Simplified models considered for analysis. (A and B). Minimal model of the binding site NA1 (A) and NA2 (B), where all ligands are allowed to move freely within a sphere of 3.5 Å radius (indicated by dashed line). The calculated free energies ΔΔG is 2.41 kcal/mol for NA1 (A) and −0.3 kcal/mol for NA2 (B). (C) Na⁺-selective toy-model of the binding site NA2 described in the text. The calculated free energy is 1.49 kcal/mol when all functional groups within the 3.5 radii are allowed to fluctuate freely, while the outside groups were frozen.

Figure 4

Typical examples of the organization and connectivity in the Na⁺ binding sites found in the protein database. (A) Distorted tetrahedral binding site (methyl-coenzyme M reductase, 1HBN). Ligands involved in ion coordination: O—Ala₅₄₄, O_γ—Thr₅₄₇, O—Thr₅₄₇, O—Pro₅₄₈; (B) Distorted trigonal bi-pyramide binding site (30S ribosomal protein S6, 2J5A).
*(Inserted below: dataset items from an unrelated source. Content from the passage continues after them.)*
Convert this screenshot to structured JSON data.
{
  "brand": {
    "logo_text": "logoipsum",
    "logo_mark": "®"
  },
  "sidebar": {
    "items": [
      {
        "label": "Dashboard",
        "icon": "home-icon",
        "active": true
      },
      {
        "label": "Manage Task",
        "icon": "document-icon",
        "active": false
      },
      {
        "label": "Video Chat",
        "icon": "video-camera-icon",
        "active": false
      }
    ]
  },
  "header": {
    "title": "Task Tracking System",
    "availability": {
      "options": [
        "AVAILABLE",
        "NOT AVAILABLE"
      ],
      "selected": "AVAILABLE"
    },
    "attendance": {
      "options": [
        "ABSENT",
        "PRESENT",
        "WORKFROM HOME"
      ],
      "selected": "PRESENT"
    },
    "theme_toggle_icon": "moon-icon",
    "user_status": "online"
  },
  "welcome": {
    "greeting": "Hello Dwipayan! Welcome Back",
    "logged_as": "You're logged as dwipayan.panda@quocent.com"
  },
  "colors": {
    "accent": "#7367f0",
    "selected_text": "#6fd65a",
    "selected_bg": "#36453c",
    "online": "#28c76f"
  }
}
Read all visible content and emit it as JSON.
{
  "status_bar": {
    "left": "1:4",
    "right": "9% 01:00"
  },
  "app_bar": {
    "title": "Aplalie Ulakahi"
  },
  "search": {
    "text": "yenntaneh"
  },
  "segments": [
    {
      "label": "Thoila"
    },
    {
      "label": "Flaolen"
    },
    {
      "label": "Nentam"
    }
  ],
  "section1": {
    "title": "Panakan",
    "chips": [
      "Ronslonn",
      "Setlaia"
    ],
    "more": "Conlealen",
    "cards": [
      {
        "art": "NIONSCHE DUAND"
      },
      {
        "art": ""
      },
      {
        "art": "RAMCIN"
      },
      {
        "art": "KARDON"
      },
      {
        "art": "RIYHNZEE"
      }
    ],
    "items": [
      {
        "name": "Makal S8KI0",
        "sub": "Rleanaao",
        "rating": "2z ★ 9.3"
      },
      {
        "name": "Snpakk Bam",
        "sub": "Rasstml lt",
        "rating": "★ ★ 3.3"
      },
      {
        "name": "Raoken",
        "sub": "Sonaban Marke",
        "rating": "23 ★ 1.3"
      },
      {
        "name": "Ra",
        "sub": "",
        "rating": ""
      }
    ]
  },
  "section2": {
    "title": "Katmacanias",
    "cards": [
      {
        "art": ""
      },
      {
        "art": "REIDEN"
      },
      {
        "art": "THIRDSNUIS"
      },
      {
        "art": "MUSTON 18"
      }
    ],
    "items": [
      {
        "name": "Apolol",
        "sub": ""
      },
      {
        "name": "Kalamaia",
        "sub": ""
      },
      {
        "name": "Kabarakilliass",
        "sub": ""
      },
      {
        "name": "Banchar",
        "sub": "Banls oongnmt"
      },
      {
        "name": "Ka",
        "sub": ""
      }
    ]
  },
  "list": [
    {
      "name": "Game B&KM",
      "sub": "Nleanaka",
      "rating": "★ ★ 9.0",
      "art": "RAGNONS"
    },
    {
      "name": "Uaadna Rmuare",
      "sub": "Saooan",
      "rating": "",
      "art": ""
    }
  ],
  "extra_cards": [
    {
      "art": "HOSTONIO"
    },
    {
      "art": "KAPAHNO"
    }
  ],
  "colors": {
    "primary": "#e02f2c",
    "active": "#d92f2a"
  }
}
Ligands involved in ion coordination: O—Leu₈₆, O—Lys₈₇, O—Asp₈₉, O—Leu92, O—HOH₃₃; (C) Octahedral binding site (7,8-Diaminopelargonic Acid Synthase, 1MLY, Ligands involved in ion coordination: O—Val₉₆, O—Thr₉₉, O_γ—Thr₉₉, O—Pro₁₀₀, O—Leu₁₀₃, O—HOH₉₂; (D) Seven coordinating ligands, including one negative charge (galactose oxidase, 1GOF).⁷³ Ligands involved in ion coordination: O—Lys₂₉, O_δ1—Asp₃₂, O—Asn₃₄, O—Thr₃₇, O_γ—Thr₃₇, O—Ala₁₄₁, O_ɛ2—Glu₁₄₂; (E) Binding site 1 of the aspartate transporter Glt^{; 74} show 4 member motif to provide coordination for Na+ ion: O—Ser₃₄₉, O—Ile_350, O—Gly₃₅₁, O—Thr₃₅₂, the further coordination is provided by O—Thr₃₀₈ and probably by S—Met311 and O—Ile309.

Figure 5

Statistics on the average coordination of Na⁺ and K⁺ from the PDB survey.